Tenaillés par l’angoisse, les Feuchtwanger s’interrogent : faut-il quitter Munich pour la Palestine ? Rejoindre Sanary-sur-Mer, dans le sud de la France, où se sont réfugiés l’oncle Lion et Bertolt Brecht ? Rallier Prague, où vit la tante Bella ? Le choix se porte sur l’Angleterre. Entre-temps, l’ogre nazi n’a fait qu’une bouchée de l’Autriche et de la région des Sudètes, en Tchécoslovaquie, et la Nuit de cristal, premier pogrom de l’ère nazie, a englouti les dernières lueurs de la démocratie. Dans la nuit du 9 au 10 novembre 1938, 200 synagogues sont détruites, une centaine de juifs assassinés et près de 30 000 d’entre eux déportés vers les camps de concentration. Soixante-quatorze ans plus tard, Edgar n’a rien oublié de cette nuit glaciale où les brutes de Goebbels ont cogné à sa porte. « On entendait des cris dans la rue, le ciel avait des éclairs orange à cause des flammes. Les soldats sont entrés chez nous, ont hurlé et ont emmené mon père sous les yeux de ma mère et les miens. »
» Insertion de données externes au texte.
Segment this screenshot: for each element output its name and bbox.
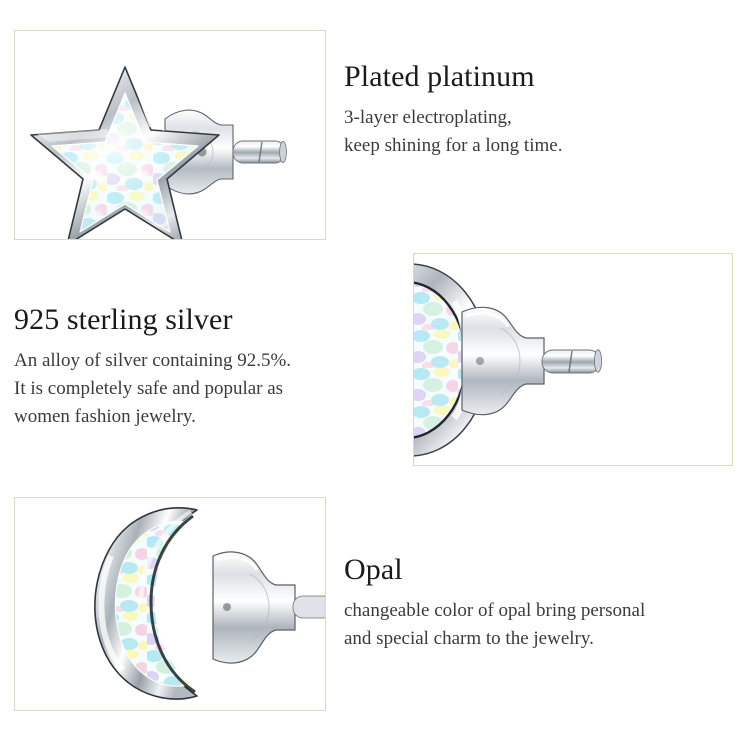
feature-title-plated-platinum: Plated platinum <box>344 60 734 95</box>
round-opal-stud-earring-illustration <box>414 254 733 466</box>
feature-block-opal: Opal changeable color of opal bring pers… <box>344 553 744 653</box>
product-photo-moon <box>14 497 326 711</box>
star-bezel <box>31 67 219 240</box>
desc-line: women fashion jewelry. <box>14 403 384 431</box>
infographic-canvas: Plated platinum 3-layer electroplating, … <box>0 0 750 750</box>
earring-butterfly-back <box>213 552 326 663</box>
feature-block-sterling-silver: 925 sterling silver An alloy of silver c… <box>14 303 384 431</box>
desc-line: changeable color of opal bring personal <box>344 597 744 625</box>
feature-block-plated-platinum: Plated platinum 3-layer electroplating, … <box>344 60 734 160</box>
product-photo-star <box>14 30 326 240</box>
moon-opal-stud-earring-illustration <box>15 498 326 711</box>
star-opal-stud-earring-illustration <box>15 31 326 240</box>
desc-line: keep shining for a long time. <box>344 132 734 160</box>
feature-title-sterling-silver: 925 sterling silver <box>14 303 384 338</box>
desc-line: It is completely safe and popular as <box>14 375 384 403</box>
feature-desc-opal: changeable color of opal bring personal … <box>344 597 744 653</box>
earring-butterfly-back <box>462 307 602 414</box>
feature-title-opal: Opal <box>344 553 744 588</box>
product-photo-round <box>413 253 733 466</box>
feature-desc-plated-platinum: 3-layer electroplating, keep shining for… <box>344 104 734 160</box>
desc-line: An alloy of silver containing 92.5%. <box>14 347 384 375</box>
feature-desc-sterling-silver: An alloy of silver containing 92.5%. It … <box>14 347 384 431</box>
desc-line: 3-layer electroplating, <box>344 104 734 132</box>
desc-line: and special charm to the jewelry. <box>344 625 744 653</box>
moon-bezel <box>95 508 197 699</box>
Ludwig sera interné six semaines à Dachau. Il en reviendra à la veille de Noël, amaigri, vieilli, bien décidé, cette fois, à fuir « le salaud » d’en face… lequel passera un réveillon tranquille à son domicile, servi par sa fidèle intendante, Mme Winter, écrit Edgar.
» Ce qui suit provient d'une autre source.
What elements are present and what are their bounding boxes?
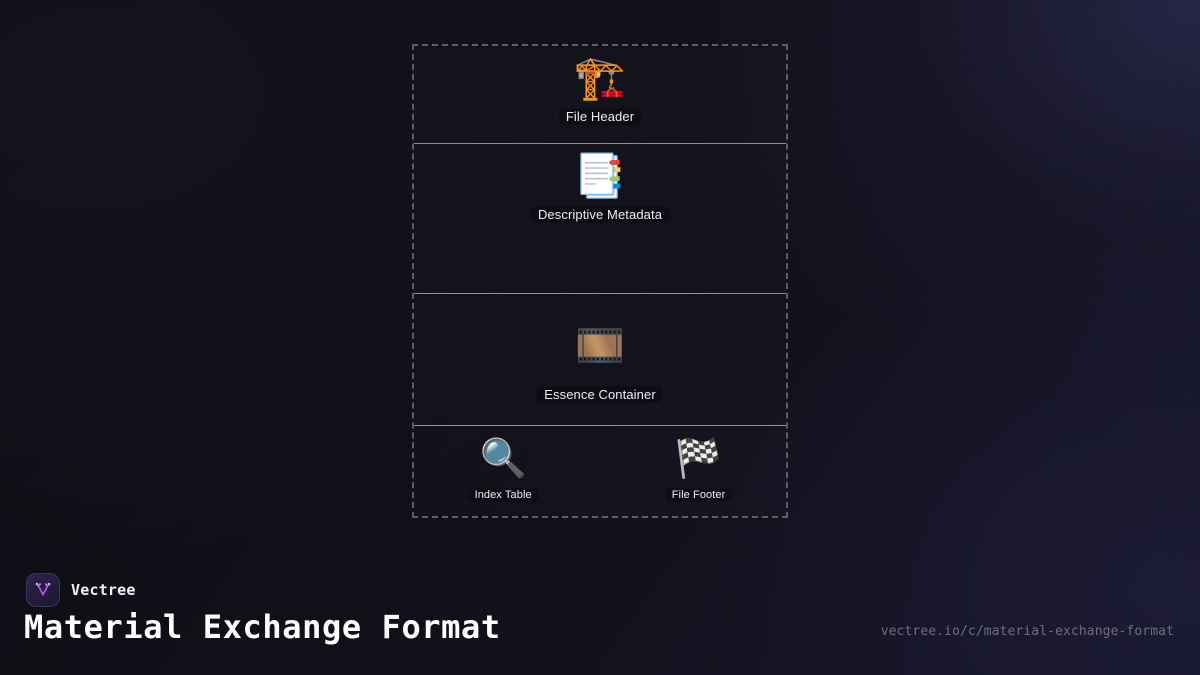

Il avoue se sentir étranger lorsqu’il se rapproche du Rhin

On s’étonne du retour miraculeux de Ludwig parmi les siens. Mais non : « A l’époque, il arrivait que les nazis envoient des juifs à Dachau pour les effrayer et les inciter à fuir l’Allemagne », précise l’historien.
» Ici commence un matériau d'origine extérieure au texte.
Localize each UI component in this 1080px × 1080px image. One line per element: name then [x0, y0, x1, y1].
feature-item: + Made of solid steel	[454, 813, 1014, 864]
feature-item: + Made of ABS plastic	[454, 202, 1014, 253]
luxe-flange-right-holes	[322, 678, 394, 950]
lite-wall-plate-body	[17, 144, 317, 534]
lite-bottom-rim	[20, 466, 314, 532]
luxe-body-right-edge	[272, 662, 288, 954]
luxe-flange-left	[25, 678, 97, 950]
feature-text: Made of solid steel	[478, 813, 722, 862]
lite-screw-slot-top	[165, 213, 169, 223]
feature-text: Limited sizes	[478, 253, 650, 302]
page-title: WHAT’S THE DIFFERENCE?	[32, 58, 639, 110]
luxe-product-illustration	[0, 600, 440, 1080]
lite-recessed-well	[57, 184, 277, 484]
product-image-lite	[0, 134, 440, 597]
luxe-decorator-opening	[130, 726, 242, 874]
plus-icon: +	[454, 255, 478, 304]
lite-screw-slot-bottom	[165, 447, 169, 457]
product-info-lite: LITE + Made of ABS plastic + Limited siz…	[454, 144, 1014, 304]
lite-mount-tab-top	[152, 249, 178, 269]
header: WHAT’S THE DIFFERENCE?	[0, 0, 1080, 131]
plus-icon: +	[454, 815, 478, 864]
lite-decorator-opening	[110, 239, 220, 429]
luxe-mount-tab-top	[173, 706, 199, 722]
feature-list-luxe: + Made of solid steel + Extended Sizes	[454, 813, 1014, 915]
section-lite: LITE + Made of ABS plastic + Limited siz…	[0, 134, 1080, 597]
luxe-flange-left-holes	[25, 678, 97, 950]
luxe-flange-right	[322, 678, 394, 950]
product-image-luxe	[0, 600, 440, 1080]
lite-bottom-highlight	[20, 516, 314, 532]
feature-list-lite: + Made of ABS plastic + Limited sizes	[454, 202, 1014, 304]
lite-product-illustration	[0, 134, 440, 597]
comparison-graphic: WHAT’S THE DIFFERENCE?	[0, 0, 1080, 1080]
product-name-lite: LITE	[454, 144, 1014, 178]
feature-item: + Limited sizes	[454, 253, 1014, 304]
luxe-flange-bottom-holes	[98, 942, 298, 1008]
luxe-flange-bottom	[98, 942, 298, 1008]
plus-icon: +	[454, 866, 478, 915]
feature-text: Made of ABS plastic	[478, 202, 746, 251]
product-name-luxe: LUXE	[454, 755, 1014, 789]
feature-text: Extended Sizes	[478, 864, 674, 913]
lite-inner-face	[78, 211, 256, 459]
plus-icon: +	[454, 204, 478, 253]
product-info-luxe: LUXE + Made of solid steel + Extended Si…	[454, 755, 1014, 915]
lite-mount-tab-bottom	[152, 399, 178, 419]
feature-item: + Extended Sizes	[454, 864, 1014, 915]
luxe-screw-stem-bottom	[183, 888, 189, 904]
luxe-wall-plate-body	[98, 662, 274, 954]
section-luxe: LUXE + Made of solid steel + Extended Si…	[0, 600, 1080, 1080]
Lorsque Edgar quitte Munich pour l’Angleterre, à l’âge de 14 ans, c’en est fini de l’enfance. Bürschi, l’enfant choyé, est devenu un jeune homme lucide, passionné d’Histoire, prêt à embrasser sa nouvelle patrie et la modernité (il Skype aujourd’hui avec l’aisance d’un jouvenceau). « L’euphorie peut conduire à l’excès. Mais il fallait tout de même être « damn stupid » pour adhérer au fanatisme monstrueux de Hitler. Comment tant de gens éduqués ont-ils pu tomber dans le panneau ? » s’étonne-t-il aujourd’hui. Avec son pays de naissance, les liens restent distendus. Edgar fréquente l’église anglicane et souhaite que l’on se souvienne de lui comme d’un « honorable citoyen britannique ». Il avoue se sentir comme un étranger lorsqu’il se rapproche du Rhin. « Le nazisme est pour l’Allemagne comme un nuage lourd impossible à chasser », dit le vieil homme. Lui ne s’est jamais senti si léger.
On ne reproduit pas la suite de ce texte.